MINGGU SETELAH KELAHIRAN YESUS KRISTUS — Yesus makin bertambah besar, makin dikasihi

Lukas 2:41–52


Lukas 2:41–52 mengisahkan tentang masa kecil Tuhan Yesus Kristus, saat berumur 12 tahun. Lukas mengatakan bahwa “Yesus makin bertambah besar dan hikmatnya bertambah, sehingga makin dikasihi oleh Tuhan dan manusia” (Lukas 2:52). Waktu Yesus dibawa ke Yerusal em untuk merayakan Paskah, saat pulang, Yesus sempat menghilang. Lalu Maria dan Yusuf kembali ke Yerusalem mencari Yesus dan menemukannya di Bait Allah (Lukas 2:41–52). Dia sedang duduk di tengah para ahli agama sambil mendengarkan mereka dan mengajukan pertanyaan-pertanyaan kepada mereka (ayat 47). Dan semua orang yang mendengar Dia sangat heran akan kecerdasan-Nya dan segala jawab yang diberikan-Nya (ayat 18). Rasa khawatir dan kemauan mencari dari Maria dan Yusuf adalah tanggung jawab mereka sebagai orang tua. Inilah yang menjadi tugas dan tanggungjawab orangtua di dalam membesarkan anak yang dianugerahkan Tuhan kepada setiap keluarga. Memperhatikan pertumbuhan anak menjadi kuat seperti Yesus, sehingga pada usia 12 tahun telah sanggup berjalan selama 4–5 hari menuju Jerusalem. Demikian juga dalam pertumbuhan rohani anak-anak, mereka sejak awal sudah harus diikutkan dalam kegiatan gereja, seperti sekolah minggu, natal, paskah dsb. Sehingga mereka memiliki kenangan yang baik dan positip sampai mereka memahami sendiri melalui proses belajar di katekisasi sidi.

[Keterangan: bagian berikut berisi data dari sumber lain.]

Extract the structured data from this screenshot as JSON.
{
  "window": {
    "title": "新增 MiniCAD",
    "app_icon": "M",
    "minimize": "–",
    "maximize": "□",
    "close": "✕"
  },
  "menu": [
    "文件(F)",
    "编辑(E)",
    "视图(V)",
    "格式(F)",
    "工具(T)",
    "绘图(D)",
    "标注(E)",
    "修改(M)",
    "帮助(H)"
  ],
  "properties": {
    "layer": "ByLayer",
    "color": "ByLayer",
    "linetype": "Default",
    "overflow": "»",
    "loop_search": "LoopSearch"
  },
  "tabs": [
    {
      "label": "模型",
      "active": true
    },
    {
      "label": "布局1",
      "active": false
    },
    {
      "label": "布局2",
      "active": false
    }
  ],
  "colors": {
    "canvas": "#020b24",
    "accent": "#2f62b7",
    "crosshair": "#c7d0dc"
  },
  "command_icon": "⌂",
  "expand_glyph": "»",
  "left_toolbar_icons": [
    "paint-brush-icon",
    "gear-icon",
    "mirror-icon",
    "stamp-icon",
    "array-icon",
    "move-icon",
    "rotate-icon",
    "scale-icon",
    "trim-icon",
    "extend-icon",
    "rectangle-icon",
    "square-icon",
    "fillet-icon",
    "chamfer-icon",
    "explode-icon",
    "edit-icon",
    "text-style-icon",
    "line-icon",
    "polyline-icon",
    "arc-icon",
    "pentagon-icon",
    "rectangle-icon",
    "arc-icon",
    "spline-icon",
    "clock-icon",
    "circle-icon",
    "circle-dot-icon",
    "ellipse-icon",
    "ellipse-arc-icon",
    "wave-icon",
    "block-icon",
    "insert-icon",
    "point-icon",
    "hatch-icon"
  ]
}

Melalui nats ini kita diajarkan tentang pertumbuhan Yesus sebagai anak manusia dan hubungannya dengan ayah-ibuNya. Kita diajarkan melalui kehidupan Yesus akan tanggungjawab orangtua dalam pertumbuhan jasmani dan rohani anak-anak. Firman Tuhan mengingatkan kita akan pentingnya kedua pertumbuhan ini (Him 4:8). Kebersamaan keluarga ditampilkan oleh keluarga Yusuf dan Maria bersama-sama menempuh perjalanan ke Betlehem, bersama-sama mengungsi ke Mesir, bersama-sama mencari Yesus ke Yerusalem, bahkan Maria hadir sampai Yesus disalibkan. Yusuf adalah ayah yang peduli dan Maria adalah ibu yang hadir dalam kehidupan anaknya, mari kita merenungkan kembali makna kepedulian dan kehadiran kita sebagai orang tua dalam proses pertumbuhan kehidupan anak-anak kita menjadi orang yang berhikmat.